Phineas Dashevsky
Phineas Dashevsky

Reputation: 613

Installing Modules for SPARK on worker nodes

I am running SPARK 1.3 in standalone mode in a cloudera environment. I can run pyspark from ipython notebook, however as soon as I add a second worker node my code stops running and returns an error. I am pretty sure this is because modules on my master are not visible to the worker node. I tried importing numpy but it didn't work even though I have numpy installed on my worker through anaconda. I have anaconda installed on both master and worker in the same way.

However, following Josh Rosen's advice I made sure that I installed the libraries on the worker nodes.

https://groups.google.com/forum/#!topic/spark-users/We_F8vlxvq0

However, I still seem to be getting issues. Including the fact that my worker does not recognize the command abs. which is standard in python 2.6

The code I am running is from this post:

https://districtdatalabs.silvrback.com/getting-started-with-spark-in-python

def isprime(n):
    """
    check if integer n is a prime
    """
    # make sure n is a positive integer
    n = abs(int(n))
    # 0 and 1 are not primes
    if n < 2:
        return False
    # 2 is the only even prime number
    if n == 2:
        return True
    # all other even numbers are not primes
    if not n & 1:
        return False
    # range starts with 3 and only needs to go up the square root of n
    # for all odd numbers
    for x in range(3, int(n**0.5)+1, 2):
        if n % x == 0:
            return False
    return True

# Create an RDD of numbers from 0 to 1,000,000
nums = sc.parallelize(xrange(1000000))

# Compute the number of primes in the RDD
print nums.filter(isprime).count()

Upvotes: 7

Views: 7929

Answers (1)

santon
santon

Reputation: 4605

I often use the anaconda distribution with PySpark as well and find it useful to set the PYSPARK_PYTHON variable, pointing to the python binary within the anaconda distribution. I've found that otherwise I get lots of strange errors. You might be able to check with python is being used by running rdd.map(lambda x: sys.executable).distinct().collect(). I suspect it's not pointing to the correct location.

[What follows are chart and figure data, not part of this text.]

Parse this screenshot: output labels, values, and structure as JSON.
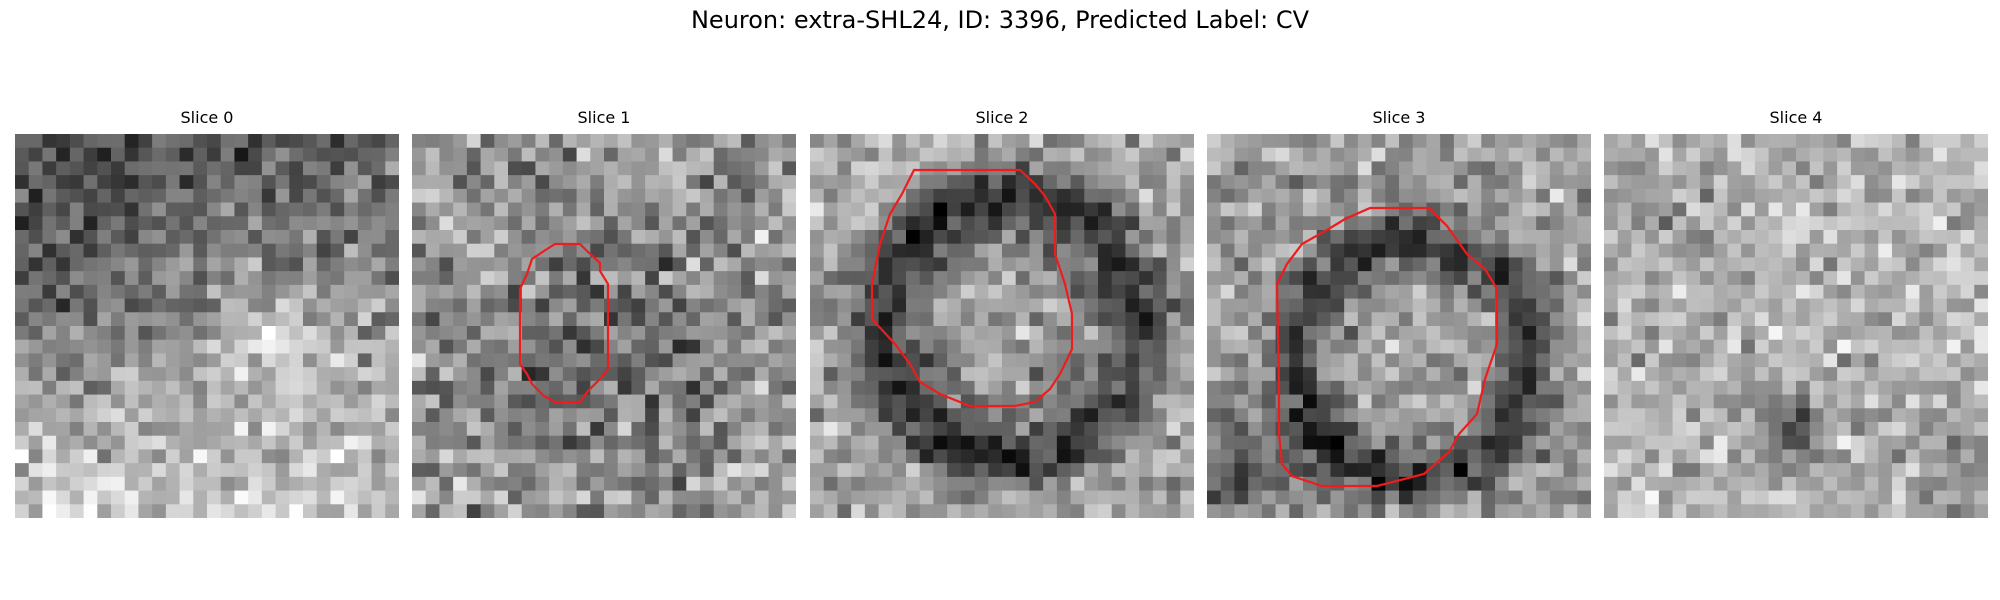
{
  "figure": {
    "title": "Neuron: extra-SHL24, ID: 3396, Predicted Label: CV"
  },
  "colors": {
    "outline": "#ee1c1c"
  },
  "panels": [
    {
      "title": "Slice 0",
      "contour": false
    },
    {
      "title": "Slice 1",
      "contour": true
    },
    {
      "title": "Slice 2",
      "contour": true
    },
    {
      "title": "Slice 3",
      "contour": true
    },
    {
      "title": "Slice 4",
      "contour": false
    }
  ]
}
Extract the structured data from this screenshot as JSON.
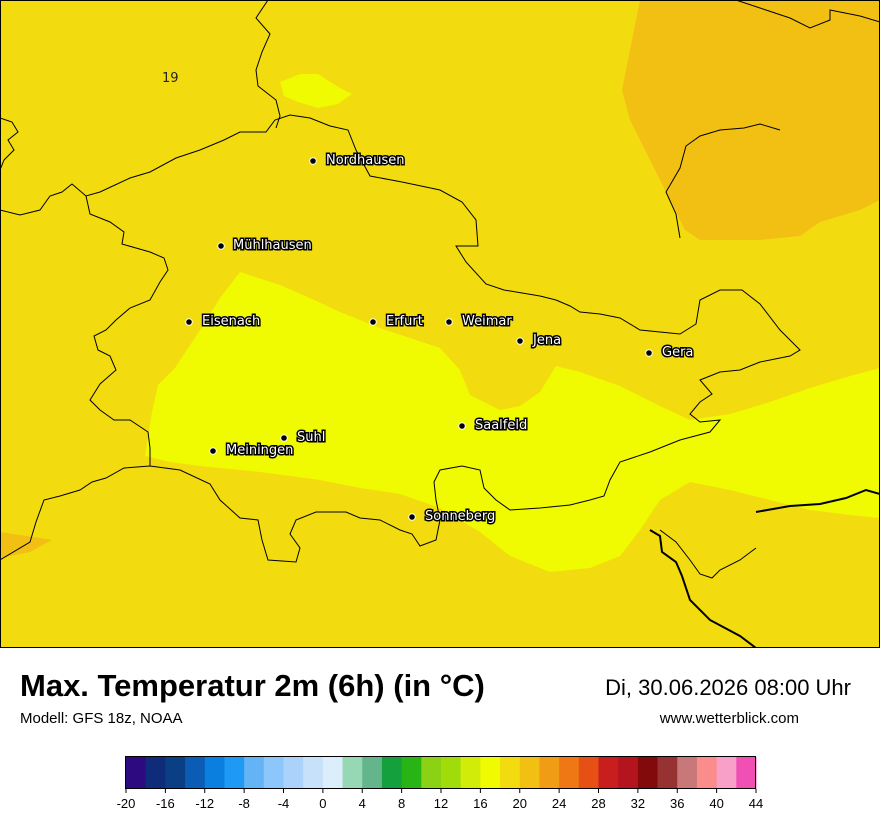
{
  "map": {
    "contour_label": "19",
    "cities": [
      {
        "name": "Nordhausen",
        "icon": "city-dot-icon"
      },
      {
        "name": "Mühlhausen",
        "icon": "city-dot-icon"
      },
      {
        "name": "Eisenach",
        "icon": "city-dot-icon"
      },
      {
        "name": "Erfurt",
        "icon": "city-dot-icon"
      },
      {
        "name": "Weimar",
        "icon": "city-dot-icon"
      },
      {
        "name": "Jena",
        "icon": "city-dot-icon"
      },
      {
        "name": "Gera",
        "icon": "city-dot-icon"
      },
      {
        "name": "Suhl",
        "icon": "city-dot-icon"
      },
      {
        "name": "Meiningen",
        "icon": "city-dot-icon"
      },
      {
        "name": "Saalfeld",
        "icon": "city-dot-icon"
      },
      {
        "name": "Sonneberg",
        "icon": "city-dot-icon"
      }
    ],
    "fill_colors": {
      "band_18_20": "#f2dc0f",
      "band_16_18": "#f0fa00",
      "band_20_22": "#f2c012",
      "band_22_24": "#f09c14"
    }
  },
  "footer": {
    "title": "Max. Temperatur 2m (6h) (in °C)",
    "model": "Modell: GFS 18z, NOAA",
    "datetime": "Di, 30.06.2026 08:00 Uhr",
    "website": "www.wetterblick.com"
  },
  "legend": {
    "ticks": [
      "-20",
      "-16",
      "-12",
      "-8",
      "-4",
      "0",
      "4",
      "8",
      "12",
      "16",
      "20",
      "24",
      "28",
      "32",
      "36",
      "40",
      "44"
    ],
    "colors": [
      "#2d0a80",
      "#0f2c7a",
      "#0a3f86",
      "#0a5cb4",
      "#0a7fe0",
      "#1e9af5",
      "#64b4f5",
      "#8cc6fa",
      "#aad2fa",
      "#c8e1fa",
      "#dceefc",
      "#96d7b4",
      "#64b48c",
      "#14a03c",
      "#28b414",
      "#8cd214",
      "#a0dc0a",
      "#d2ec0a",
      "#f0fa00",
      "#f2dc0f",
      "#f2c012",
      "#f09c14",
      "#f07814",
      "#e65014",
      "#c81e1e",
      "#b4141e",
      "#820a0a",
      "#963232",
      "#c87878",
      "#fa8c8c",
      "#f8a0c8",
      "#f050b4"
    ]
  }
}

In any case, I recommend wrapping the configuration of your path and environment variables in a script. I use the following.

def configure_spark(spark_home=None, pyspark_python=None):
    spark_home = spark_home or "/path/to/default/spark/home"
    os.environ['SPARK_HOME'] = spark_home

    # Add the PySpark directories to the Python path:
    sys.path.insert(1, os.path.join(spark_home, 'python'))
    sys.path.insert(1, os.path.join(spark_home, 'python', 'pyspark'))
    sys.path.insert(1, os.path.join(spark_home, 'python', 'build'))

    # If PySpark isn't specified, use currently running Python binary:
    pyspark_python = pyspark_python or sys.executable
    os.environ['PYSPARK_PYTHON'] = pyspark_python

When you point to your anaconda binary, you should also be able to import all the packages installed in its site-packages directory. This technique should work for conda environments as well.